1. August Boeck è il padre della filologia reale, che è basata sulla collaborazione delle
diverse competenze, ritenute essenziali per la critica di un testo. Boeck sosteneva che
il lavoro filologico non può essere fatto da un solo studioso, ma deve essere fatto da
uno che si occupa del testo, inteso come parole, da uno studioso della carta, da uno
studioso dell’iconografia (se ci sono immagini), etc. Il numero di studiosi che ci
vogliono varia da opera a opera, ma comunque sia ci vogliono studiosi di diverso tipo.

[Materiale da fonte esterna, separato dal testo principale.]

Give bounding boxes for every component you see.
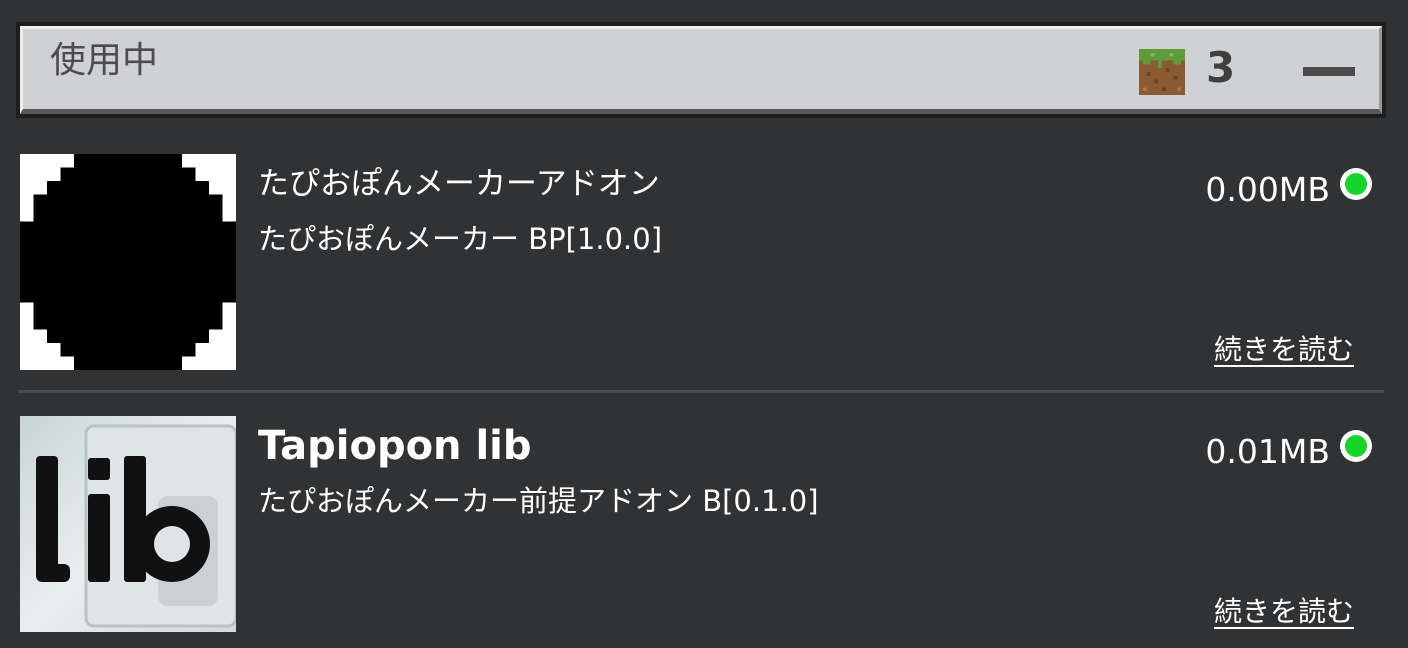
active-packs-header[interactable]: 使用中 3 xyxy=(16,22,1386,118)
collapse-button[interactable] xyxy=(1303,49,1357,93)
pack-name: たぴおぽんメーカーアドオン xyxy=(258,166,660,202)
pack-row[interactable]: Tapiopon lib たぴおぽんメーカー前提アドオン B[0.1.0] 0.… xyxy=(0,408,1408,648)
status-active-icon xyxy=(1340,430,1372,462)
pack-row[interactable]: たぴおぽんメーカーアドオン たぴおぽんメーカー BP[1.0.0] 0.00MB… xyxy=(0,146,1408,386)
pack-count: 3 xyxy=(1206,43,1236,92)
pack-description: たぴおぽんメーカー BP[1.0.0] xyxy=(258,222,663,256)
pack-description: たぴおぽんメーカー前提アドオン B[0.1.0] xyxy=(258,484,819,518)
row-divider xyxy=(18,390,1384,393)
read-more-link[interactable]: 続きを読む xyxy=(1214,328,1354,368)
lib-text-icon xyxy=(20,416,236,632)
pack-size: 0.01MB xyxy=(1205,432,1330,471)
header-title: 使用中 xyxy=(50,40,159,81)
black-circle-pixel-icon xyxy=(20,154,236,370)
grass-block-icon xyxy=(1139,49,1185,95)
pack-name: Tapiopon lib xyxy=(258,423,532,469)
read-more-link[interactable]: 続きを読む xyxy=(1214,590,1354,630)
pack-size: 0.00MB xyxy=(1205,170,1330,209)
minus-icon xyxy=(1303,67,1355,76)
header-panel: 使用中 3 xyxy=(20,26,1382,114)
status-active-icon xyxy=(1340,168,1372,200)
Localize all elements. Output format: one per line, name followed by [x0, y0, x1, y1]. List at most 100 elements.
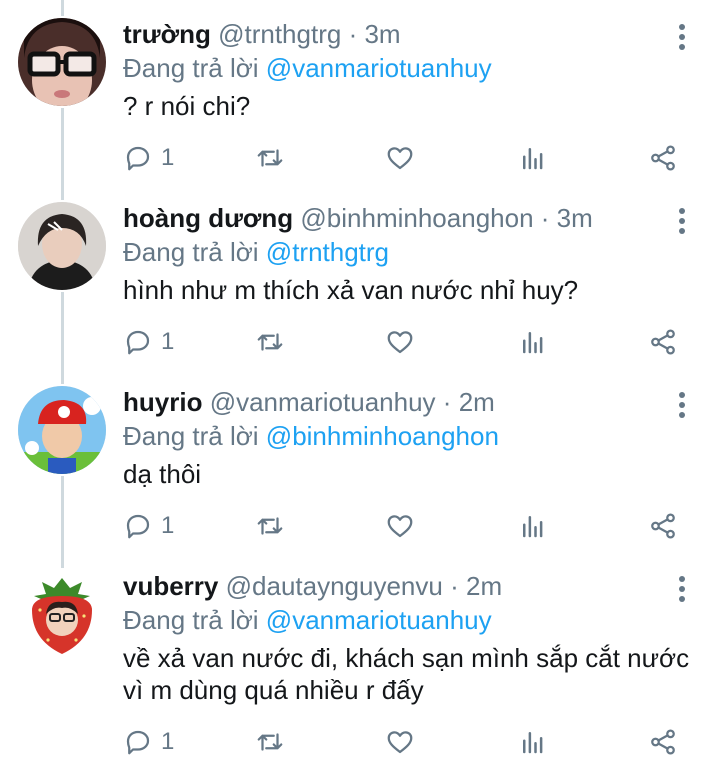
retweet-button[interactable] — [255, 722, 285, 762]
user-handle[interactable]: @vanmariotuanhuy — [210, 387, 436, 417]
tweet-text: hình như m thích xả van nước nhỉ huy? — [123, 275, 579, 305]
user-handle[interactable]: @trnthgtrg — [218, 19, 341, 49]
replying-prefix: Đang trả lời — [123, 237, 259, 267]
mention-link[interactable]: @trnthgtrg — [266, 237, 389, 267]
share-icon — [651, 729, 675, 755]
tweet-text: dạ thôi — [123, 459, 202, 489]
reply-count: 1 — [161, 728, 175, 755]
replying-prefix: Đang trả lời — [123, 421, 259, 451]
tweet-text: ? r nói chi? — [123, 91, 251, 121]
analytics-icon — [523, 148, 543, 170]
display-name[interactable]: trường — [123, 19, 211, 49]
like-button[interactable] — [385, 506, 415, 546]
tweet[interactable]: hoàng dương @binhminhoanghon · 3m Đang t… — [0, 202, 720, 384]
user-handle[interactable]: @binhminhoanghon — [300, 203, 533, 233]
share-button[interactable] — [648, 322, 678, 362]
analytics-button[interactable] — [518, 322, 548, 362]
replying-prefix: Đang trả lời — [123, 53, 259, 83]
replying-prefix: Đang trả lời — [123, 605, 259, 635]
avatar[interactable] — [18, 202, 106, 290]
heart-icon — [387, 331, 413, 354]
reply-button[interactable]: 1 — [123, 722, 174, 762]
share-icon — [651, 513, 675, 539]
more-options-icon[interactable] — [672, 206, 692, 236]
timestamp[interactable]: 3m — [364, 19, 400, 49]
reply-button[interactable]: 1 — [123, 138, 174, 178]
like-button[interactable] — [385, 138, 415, 178]
more-options-icon[interactable] — [672, 390, 692, 420]
reply-count: 1 — [161, 512, 175, 539]
like-button[interactable] — [385, 722, 415, 762]
timestamp[interactable]: 2m — [466, 571, 502, 601]
replying-to: Đang trả lời @trnthgtrg — [123, 236, 389, 268]
replying-to: Đang trả lời @vanmariotuanhuy — [123, 52, 492, 84]
like-button[interactable] — [385, 322, 415, 362]
user-handle[interactable]: @dautaynguyenvu — [226, 571, 443, 601]
tweet[interactable]: vuberry @dautaynguyenvu · 2m Đang trả lờ… — [0, 570, 720, 768]
analytics-icon — [523, 732, 543, 754]
share-icon — [651, 145, 675, 171]
reply-count: 1 — [161, 328, 175, 355]
share-button[interactable] — [648, 722, 678, 762]
retweet-icon — [257, 517, 283, 535]
analytics-button[interactable] — [518, 138, 548, 178]
action-bar: 1 — [123, 322, 693, 362]
retweet-icon — [257, 333, 283, 351]
reply-button[interactable]: 1 — [123, 322, 174, 362]
timestamp[interactable]: 2m — [459, 387, 495, 417]
separator: · — [442, 387, 452, 417]
thread-line — [61, 0, 64, 16]
display-name[interactable]: vuberry — [123, 571, 218, 601]
separator: · — [348, 19, 358, 49]
heart-icon — [387, 515, 413, 538]
action-bar: 1 — [123, 506, 693, 546]
tweet-text: về xả van nước đi, khách sạn mình sắp cắ… — [123, 642, 703, 706]
avatar[interactable] — [18, 570, 106, 658]
share-icon — [651, 329, 675, 355]
mention-link[interactable]: @vanmariotuanhuy — [266, 53, 492, 83]
avatar[interactable] — [18, 386, 106, 474]
replying-to: Đang trả lời @vanmariotuanhuy — [123, 604, 492, 636]
share-button[interactable] — [648, 506, 678, 546]
reply-icon — [126, 730, 150, 755]
action-bar: 1 — [123, 722, 693, 762]
reply-button[interactable]: 1 — [123, 506, 174, 546]
reply-icon — [126, 146, 150, 171]
mention-link[interactable]: @vanmariotuanhuy — [266, 605, 492, 635]
display-name[interactable]: hoàng dương — [123, 203, 293, 233]
avatar-mario-image — [18, 386, 106, 474]
reply-icon — [126, 514, 150, 539]
more-options-icon[interactable] — [672, 22, 692, 52]
retweet-button[interactable] — [255, 138, 285, 178]
reply-count: 1 — [161, 144, 175, 171]
separator: · — [450, 571, 459, 601]
tweet-header: hoàng dương @binhminhoanghon · 3m — [123, 202, 593, 234]
timestamp[interactable]: 3m — [557, 203, 593, 233]
heart-icon — [387, 147, 413, 170]
analytics-icon — [523, 332, 543, 354]
analytics-button[interactable] — [518, 722, 548, 762]
tweet[interactable]: trường @trnthgtrg · 3m Đang trả lời @van… — [0, 18, 720, 200]
avatar-glasses-image — [18, 18, 106, 106]
retweet-button[interactable] — [255, 322, 285, 362]
mention-link[interactable]: @binhminhoanghon — [266, 421, 499, 451]
tweet-header: vuberry @dautaynguyenvu · 2m — [123, 570, 502, 602]
heart-icon — [387, 731, 413, 754]
tweet-header: trường @trnthgtrg · 3m — [123, 18, 401, 50]
tweet-header: huyrio @vanmariotuanhuy · 2m — [123, 386, 495, 418]
avatar-strawberry-image — [18, 570, 106, 658]
analytics-button[interactable] — [518, 506, 548, 546]
retweet-button[interactable] — [255, 506, 285, 546]
avatar-hoodie-image — [18, 202, 106, 290]
reply-icon — [126, 330, 150, 355]
analytics-icon — [523, 516, 543, 538]
tweet-text-line: vì m dùng quá nhiều r đấy — [123, 675, 424, 705]
tweet-text-line: về xả van nước đi, khách sạn mình sắp cắ… — [123, 643, 690, 673]
tweet[interactable]: huyrio @vanmariotuanhuy · 2m Đang trả lờ… — [0, 386, 720, 568]
avatar[interactable] — [18, 18, 106, 106]
share-button[interactable] — [648, 138, 678, 178]
more-options-icon[interactable] — [672, 574, 692, 604]
separator: · — [540, 203, 550, 233]
display-name[interactable]: huyrio — [123, 387, 202, 417]
retweet-icon — [257, 733, 283, 751]
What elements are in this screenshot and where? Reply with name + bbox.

2. Gottfried Hermann è il padre della filologia formale, che distingue molto bene la
critica del testo, ovvero l’ecdotica (= risalire alla correttezza del testo), dalla esegesi
della cornice storico-culturale, cioè dallo studio del contesto. La separazione della
ecdotica dalla esegesi, vuol dire separare lo studio del testo dal contesto del testo, dalla
sua epoca, dal riferimento ad altre opere, dal suo contesto culturale, etc., quindi non
c’è bisogno di tante competenze diverse, perché il filologo deve occuparsi solo
dell’ecdotica del testo.
La filologia moderna, ad oggi, dice che per fare un’edizione critica fatta bene, non si può
escludere il contesto testo.
L’800 tedesco fu formidabile nel campo della filologia anche perché estese il campo di
interesse ad altre cose, come ai testi letterari di vario tipo, ma anche ad altre civiltà, ad altre
lingue, le lingue germaniche, slave, mediorientali.
È in Germania che nasce il metodo stemmatico, attribuito ad uno dei più famosi filologi
tedeschi, Karl Lachmann (1793-1851), a lui è stato attribuito il primo impiego del metodo
stemmatico, cioè di applicare uno stemma per chiarificare la trasmissione di un testo.
In epoca successiva Paul Maas, (1880-1964), altro grande filologo tedesco, ha preferito
formulare un metodo che si basa sul calcolo degli errori tra i testimoni e dei rapporti di
parentela, senza interpretarlo, senza formulare giudizi, soltanto tracciando un albero
genealogico.
Il metodo di Maas si basa su cinque punti fondamentali:
1. il rifiuto della vulgata;
2. la recensio esaustiva, totale, sistematica di tutti i testimoni (procurarsi tutte le stampe);
3. la collatio tra i testi, confrontare tutti i testimoni;
4. costruire uno stemma;
5. ricostruzione di un archetipo, del capostipite, quindi di una certa tradizione testuale.